Traditional friendship between China, Central Asia deeply rooted



By Qu Song, People’s Daily

In the long river of history, the ancient Silk Road has opened a window for China-Central Asia exchanges and written a number of stories of mutual learning between civilizations.

As the Belt and Road Initiative (BRI) gathers strength, the people-to-people and cultural exchanges between China and Central Asia have become closer and more frequent and yielded fruitful results.

From student exchanges to joint archaeology, from the mutual translation of books to the co-production of movies, the thousand-year-old friendship between China and Central Asian countries has become more deeply rooted and long-standing.

Over the past decade or so, China and Central Asian countries have achieved remarkable progress in the cooperation on the conservation of cultural relics.

Since 2012, a joint team of archaeologists from China and Uzbekistan has so far launched eight excavations at the ruins of the Mingtepa ancient city in Uzbekistan, achieving a series of important archaeological findings.

In June 2014, the property named “Silk Roads: the Routes Network of Chang’an-Tianshan Corridor” jointly submitted by China, Kazakhstan and Kyrgyzstan was inscribed on the UNESCO World Heritage List. It is the first Silk Road heritage recognized on the list and also the first UNESCO heritage site bid jointly applied by China and other countries.

Guided by China’s National Cultural Heritage Administration, the International Council on Monuments and Sites International Conservation Center-Xi’an provided technical guidance for Kazakhstan, Kyrgyzstan, Tajikistan and Uzbekistan in bidding for “Silk Roads: Fergana-Syrdarya Corridor” to become a UNESCO World Heritage Site since 2019.

Central Asia is where the BRI was initiated. Under the framework of the initiative, China and Central Asian countries have witnessed promising cooperation on energy, infrastructure, agriculture, water conservation and power. The cooperation not only brings tangible benefits to the people, but also expands new space of people-to-people and cultural exchanges between the two sides.

On April 26 this year, the opening ceremony of the third school aided by Power Construction Corporation of China to Tajikistan was held in Danghara, capital of Tajikistan. The ceremony was attended by Tajik President Emomali Rahmon, as well as multiple Tajik government officials. Expressing his satisfaction with the quality of the school, Rahmon spoke highly of the contribution made by the Chinese enterprise to Tajikistan’s public welfare.

The first Luban Workshop in Central Asia was put into use in Dushanbe, capital of Tajikistan at the end of 2022. The Chinese vocational training program is also currently under construction in Kazakhstan and Uzbekistan.

Training talents to boost local development, the program has built a technical station for promoting common development and a bridge of cultural exchanges and people-to-people bonds between China and Central Asian countries.

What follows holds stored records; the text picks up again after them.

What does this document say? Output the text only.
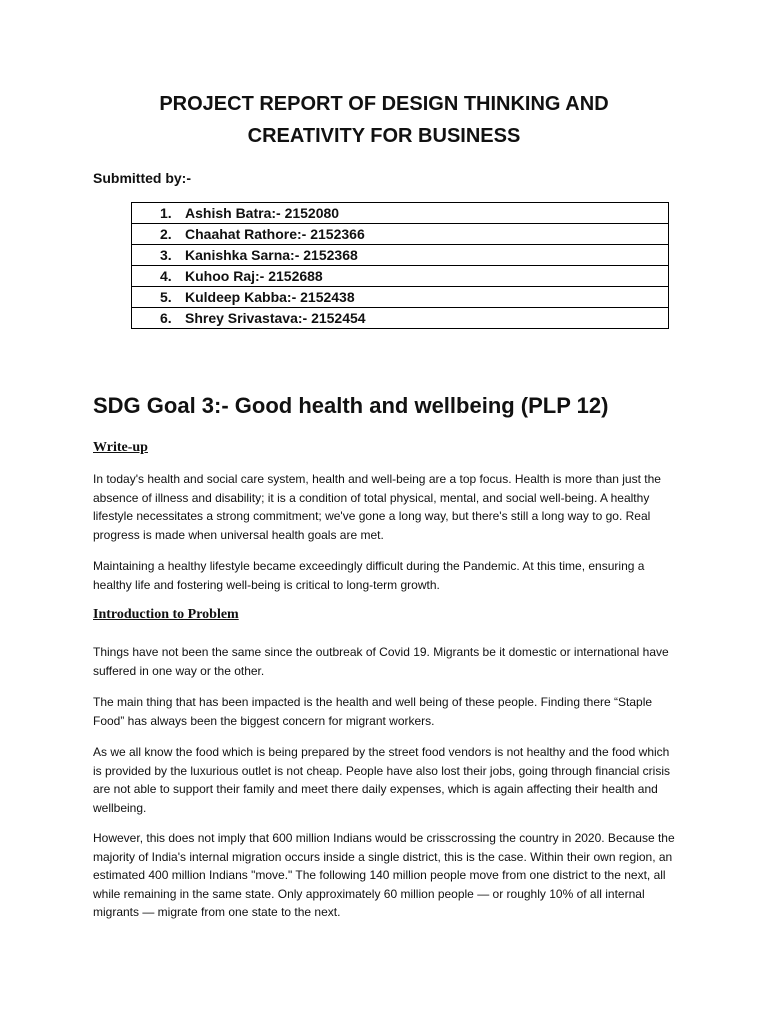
PROJECT REPORT OF DESIGN THINKING AND
CREATIVITY FOR BUSINESS
Submitted by:-
1. Ashish Batra:- 2152080
2. Chaahat Rathore:- 2152366
3. Kanishka Sarna:- 2152368
4. Kuhoo Raj:- 2152688
5. Kuldeep Kabba:- 2152438
6. Shrey Srivastava:- 2152454
SDG Goal 3:- Good health and wellbeing (PLP 12)
Write-up

In today's health and social care system, health and well-being are a top focus. Health is more than just the absence of illness and disability; it is a condition of total physical, mental, and social well-being. A healthy lifestyle necessitates a strong commitment; we've gone a long way, but there's still a long way to go. Real progress is made when universal health goals are met.

Maintaining a healthy lifestyle became exceedingly difficult during the Pandemic. At this time, ensuring a healthy life and fostering well-being is critical to long-term growth.

Introduction to Problem

Things have not been the same since the outbreak of Covid 19. Migrants be it domestic or international have suffered in one way or the other.

The main thing that has been impacted is the health and well being of these people. Finding there “Staple Food” has always been the biggest concern for migrant workers.

As we all know the food which is being prepared by the street food vendors is not healthy and the food which is provided by the luxurious outlet is not cheap. People have also lost their jobs, going through financial crisis are not able to support their family and meet there daily expenses, which is again affecting their health and wellbeing.

However, this does not imply that 600 million Indians would be crisscrossing the country in 2020. Because the majority of India's internal migration occurs inside a single district, this is the case. Within their own region, an estimated 400 million Indians "move." The following 140 million people move from one district to the next, all while remaining in the same state. Only approximately 60 million people — or roughly 10% of all internal migrants — migrate from one state to the next.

Learning Chinese is getting trendy in Central Asia in recent years as more young people in the region are going to China for study and business.

Photo shows a Luban Workshop in Tajikistan. (Photo courtesy of the Chinese Embassy in Tajikistan)

Kazakhstan is currently home to five Confucius Institutes that offer Chinese language courses for more than 3,000 people each year.

Sholpan Zharkynbekova, professor of the Department of Theoretical and Applied Linguistics at Kazakhstan’s L.N. Gumilyov Eurasian National University, told People’s Daily that the demand for Chinese language speakers is on the rise in Kazakhstan’s job market, and the people in the country are having an increasingly higher passion for learning Chinese.

In Almaty, Kazakhstan’s largest city, there is a street named after famous Chinese composer Xian Xinghai. Not far from it, there’s also a street named after Kazak composer Bakhitzhan Baykadamov.

In May 2019, the first film co-produced by China and Kazakhstan The Composer hit the big screen, telling the stories of the close friendship between the two composers forged in wartime.

Kazakh producer of the film Serik Zhubandykov said Kazakhstan-China cooperation not only spreads the historical stories of the friendship between the two countries, but also introduces frontier development philosophies and filming technologies to Kazakhstan’s movie industry.

Recently, a culture and tourism festival kicked off in Zhangye, northwest China’s Gansu province. Over 100 pictures depicting the natural beauty and splendid cultures of China and Central Asian countries were exhibited at the event.

This February, the Ministry of Tourism and Cultural Heritage of Uzbekistan discussed with China’s Shaanxi Tourism Group to strengthen tourism cooperation, hoping to learn from China’s experience to promote Uzbekistan’s tourism development.

Photo shows a stamp themed on the achievements of China-Uzbekistan joint archaeology. (Photo from Northwest University in China)

Kazakh Sinologist Klara Khafizova told People’s Daily that Central Asian countries and China have achieved tremendous progress in their cooperation on science and technology as well as education.

Mutual visits between experts and scholars, international conferences, academic exchanges, joint research programs and book translation programs have become regular between the two sides, she said, adding that BRI development has injected new impetus into the cultural and people-to-people exchanges between Central Asian countries and China.